Texas megachurch pays off $10.5 million in medical debts for over 4,000 families
A $100,000 donation from a megachurch in North Texas has been used to eliminate the debt of more than 4,000 families amounting to $10.5 million.
In previous years, Covenant Church in Carrollton had usually spent the money collected from church members each year to pay for advertisements to promote Easter services. But this year, senior pastor Stephen Hayes decided to donate $100,000 to a charity that buys medical debt for pennies on the dollar and forgives debtors.
"What if we bought up some of this medical debt and write on the letters, 'We are Covenant Church and we are local in this area and we can serve you in any way and we would love to be your church. But even if we don't get to meet you, just know that God loves you,'" Hayes recounted.
The sum had been donated to an organization called RIP Medical Debt, which used to be a debt collector. The pastor noted that it paid off a total of $10,551,618 in total debt for 4,228 families living in Carrollton, Crossroads, Colleyville, and McKinney.
Hayes himself had experienced being in medical debt after he was hit by a car when he was 17 years old. A blood clot had to be removed from his brain, and he had fallen into a coma.

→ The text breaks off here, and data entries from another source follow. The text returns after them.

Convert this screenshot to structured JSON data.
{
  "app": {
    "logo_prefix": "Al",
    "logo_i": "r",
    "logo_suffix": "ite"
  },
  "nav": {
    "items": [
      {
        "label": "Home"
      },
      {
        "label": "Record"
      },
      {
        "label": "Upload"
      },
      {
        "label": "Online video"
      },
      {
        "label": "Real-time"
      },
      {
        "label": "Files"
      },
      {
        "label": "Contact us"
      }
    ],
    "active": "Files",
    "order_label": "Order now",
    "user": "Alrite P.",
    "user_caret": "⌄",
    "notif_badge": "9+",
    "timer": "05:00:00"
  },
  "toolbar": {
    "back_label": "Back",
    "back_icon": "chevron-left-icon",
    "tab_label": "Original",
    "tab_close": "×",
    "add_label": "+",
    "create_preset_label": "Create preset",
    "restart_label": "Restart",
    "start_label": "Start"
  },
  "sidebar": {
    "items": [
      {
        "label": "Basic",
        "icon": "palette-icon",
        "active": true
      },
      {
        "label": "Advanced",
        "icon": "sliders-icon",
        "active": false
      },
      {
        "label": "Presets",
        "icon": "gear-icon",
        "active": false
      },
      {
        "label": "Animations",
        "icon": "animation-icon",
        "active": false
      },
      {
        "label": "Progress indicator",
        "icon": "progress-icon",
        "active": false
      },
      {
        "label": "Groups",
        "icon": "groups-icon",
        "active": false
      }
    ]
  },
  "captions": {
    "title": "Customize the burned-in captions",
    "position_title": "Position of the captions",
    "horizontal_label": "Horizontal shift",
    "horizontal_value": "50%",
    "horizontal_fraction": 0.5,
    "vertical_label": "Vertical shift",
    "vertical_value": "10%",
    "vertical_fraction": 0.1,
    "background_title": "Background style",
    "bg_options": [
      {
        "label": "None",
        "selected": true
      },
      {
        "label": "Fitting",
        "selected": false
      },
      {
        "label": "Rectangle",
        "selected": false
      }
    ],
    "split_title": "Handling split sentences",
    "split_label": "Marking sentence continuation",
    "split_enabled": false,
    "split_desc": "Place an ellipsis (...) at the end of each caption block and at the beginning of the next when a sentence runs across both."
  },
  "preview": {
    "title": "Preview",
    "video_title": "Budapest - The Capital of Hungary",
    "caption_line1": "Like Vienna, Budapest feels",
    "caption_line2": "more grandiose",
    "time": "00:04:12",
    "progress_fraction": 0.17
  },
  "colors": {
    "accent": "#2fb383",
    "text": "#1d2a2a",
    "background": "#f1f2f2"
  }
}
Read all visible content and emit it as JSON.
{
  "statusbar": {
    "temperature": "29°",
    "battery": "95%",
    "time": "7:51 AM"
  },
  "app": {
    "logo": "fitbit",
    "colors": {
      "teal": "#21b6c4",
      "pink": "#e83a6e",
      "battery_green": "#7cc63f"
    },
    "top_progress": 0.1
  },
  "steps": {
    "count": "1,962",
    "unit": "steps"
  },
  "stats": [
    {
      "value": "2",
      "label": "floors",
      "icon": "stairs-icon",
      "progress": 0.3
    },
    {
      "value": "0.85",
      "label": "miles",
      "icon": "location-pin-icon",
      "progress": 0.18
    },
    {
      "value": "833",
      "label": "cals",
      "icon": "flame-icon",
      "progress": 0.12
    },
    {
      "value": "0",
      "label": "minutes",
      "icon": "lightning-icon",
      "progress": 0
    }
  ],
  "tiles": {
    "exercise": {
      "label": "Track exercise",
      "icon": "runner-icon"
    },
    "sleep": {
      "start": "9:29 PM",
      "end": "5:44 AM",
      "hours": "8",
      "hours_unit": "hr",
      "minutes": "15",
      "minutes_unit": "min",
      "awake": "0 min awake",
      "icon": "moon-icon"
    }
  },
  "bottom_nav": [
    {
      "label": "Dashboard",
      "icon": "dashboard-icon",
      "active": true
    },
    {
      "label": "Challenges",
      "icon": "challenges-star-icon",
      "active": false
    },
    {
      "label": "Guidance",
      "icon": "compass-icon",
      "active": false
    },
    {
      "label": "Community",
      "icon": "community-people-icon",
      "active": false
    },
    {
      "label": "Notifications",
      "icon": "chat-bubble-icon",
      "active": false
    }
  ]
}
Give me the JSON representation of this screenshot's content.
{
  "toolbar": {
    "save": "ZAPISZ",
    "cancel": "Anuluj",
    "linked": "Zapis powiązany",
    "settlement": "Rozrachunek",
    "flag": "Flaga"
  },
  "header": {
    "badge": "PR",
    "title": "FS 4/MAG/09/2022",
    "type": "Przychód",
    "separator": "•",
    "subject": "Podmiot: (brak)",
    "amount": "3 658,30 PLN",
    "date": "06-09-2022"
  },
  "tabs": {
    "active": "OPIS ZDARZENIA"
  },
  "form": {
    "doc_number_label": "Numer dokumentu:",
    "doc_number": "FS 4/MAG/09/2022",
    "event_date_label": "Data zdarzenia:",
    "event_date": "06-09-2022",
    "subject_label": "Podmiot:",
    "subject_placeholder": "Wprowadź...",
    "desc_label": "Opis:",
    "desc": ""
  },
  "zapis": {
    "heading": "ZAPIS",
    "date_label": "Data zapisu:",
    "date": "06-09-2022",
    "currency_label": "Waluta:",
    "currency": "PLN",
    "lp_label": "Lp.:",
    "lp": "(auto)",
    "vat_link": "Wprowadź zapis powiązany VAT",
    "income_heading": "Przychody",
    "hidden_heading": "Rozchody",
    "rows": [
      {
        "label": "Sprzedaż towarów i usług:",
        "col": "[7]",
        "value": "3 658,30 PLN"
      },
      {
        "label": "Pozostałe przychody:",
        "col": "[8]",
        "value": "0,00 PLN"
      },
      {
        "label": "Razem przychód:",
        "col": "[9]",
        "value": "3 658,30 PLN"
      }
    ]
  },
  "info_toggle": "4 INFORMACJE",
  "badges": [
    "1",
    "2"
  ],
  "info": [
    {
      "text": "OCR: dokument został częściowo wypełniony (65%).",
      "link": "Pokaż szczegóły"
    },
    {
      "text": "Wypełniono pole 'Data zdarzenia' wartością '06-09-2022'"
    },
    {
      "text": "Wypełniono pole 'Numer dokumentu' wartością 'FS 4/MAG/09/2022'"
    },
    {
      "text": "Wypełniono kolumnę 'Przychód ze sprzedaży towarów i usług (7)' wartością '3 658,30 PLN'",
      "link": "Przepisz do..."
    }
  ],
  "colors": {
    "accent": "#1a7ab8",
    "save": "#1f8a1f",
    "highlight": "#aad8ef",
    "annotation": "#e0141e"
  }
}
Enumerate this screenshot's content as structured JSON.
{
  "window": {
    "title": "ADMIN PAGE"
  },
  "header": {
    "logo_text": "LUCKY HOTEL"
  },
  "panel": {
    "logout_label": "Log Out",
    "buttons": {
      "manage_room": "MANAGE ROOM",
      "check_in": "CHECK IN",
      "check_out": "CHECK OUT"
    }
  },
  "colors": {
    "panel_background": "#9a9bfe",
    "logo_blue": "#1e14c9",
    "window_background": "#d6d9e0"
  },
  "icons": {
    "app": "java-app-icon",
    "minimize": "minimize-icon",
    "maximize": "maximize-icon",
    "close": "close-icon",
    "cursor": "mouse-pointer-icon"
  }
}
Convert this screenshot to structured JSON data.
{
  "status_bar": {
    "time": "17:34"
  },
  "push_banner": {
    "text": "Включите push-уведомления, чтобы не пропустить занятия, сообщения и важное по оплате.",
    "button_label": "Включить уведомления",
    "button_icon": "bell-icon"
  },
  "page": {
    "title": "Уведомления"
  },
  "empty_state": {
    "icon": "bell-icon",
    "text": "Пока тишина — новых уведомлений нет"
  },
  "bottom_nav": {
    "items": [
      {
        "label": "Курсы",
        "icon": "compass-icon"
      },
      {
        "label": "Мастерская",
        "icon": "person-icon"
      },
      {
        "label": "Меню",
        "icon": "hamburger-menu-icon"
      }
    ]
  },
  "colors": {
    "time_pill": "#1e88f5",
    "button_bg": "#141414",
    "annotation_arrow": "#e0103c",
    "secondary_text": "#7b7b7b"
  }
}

When doctors told his parents that he may never walk or speak again, they turned to their church congregation for prayers.
Hayes eventually woke up after 12 days in intensive care, and was able to walk out of the hospital six days later. Members of that congregation also pulled together to help the family pay for his extensive medical bills.
The pastor says that he is dismayed when he thinks about people who need the same kind of help but do not have the kind of support he had.
The pastor said that the families benefiting from the church's donation will be soon be receiving mail informing them that their medicals debts have now been paid and are now gone. He told his congregation that we should all feel the same joy that these people would be feeling, as we also received a similar letter in the form of John 19:30, in which Jesus declared "It is finished," just before he died on the cross, paying all the debt of our sins for us.
"When you were in debt to someone, when you reached the end of your payment plan and paid off whatever you were in payment toward, they would write like the big red 'paid' stamp they would put on the invoices, they would write the word, 'tetelestai.' Jesus in that moment was saying 'guess what, it is finished, the debt of sin had been paid,'" he explained in his sermon.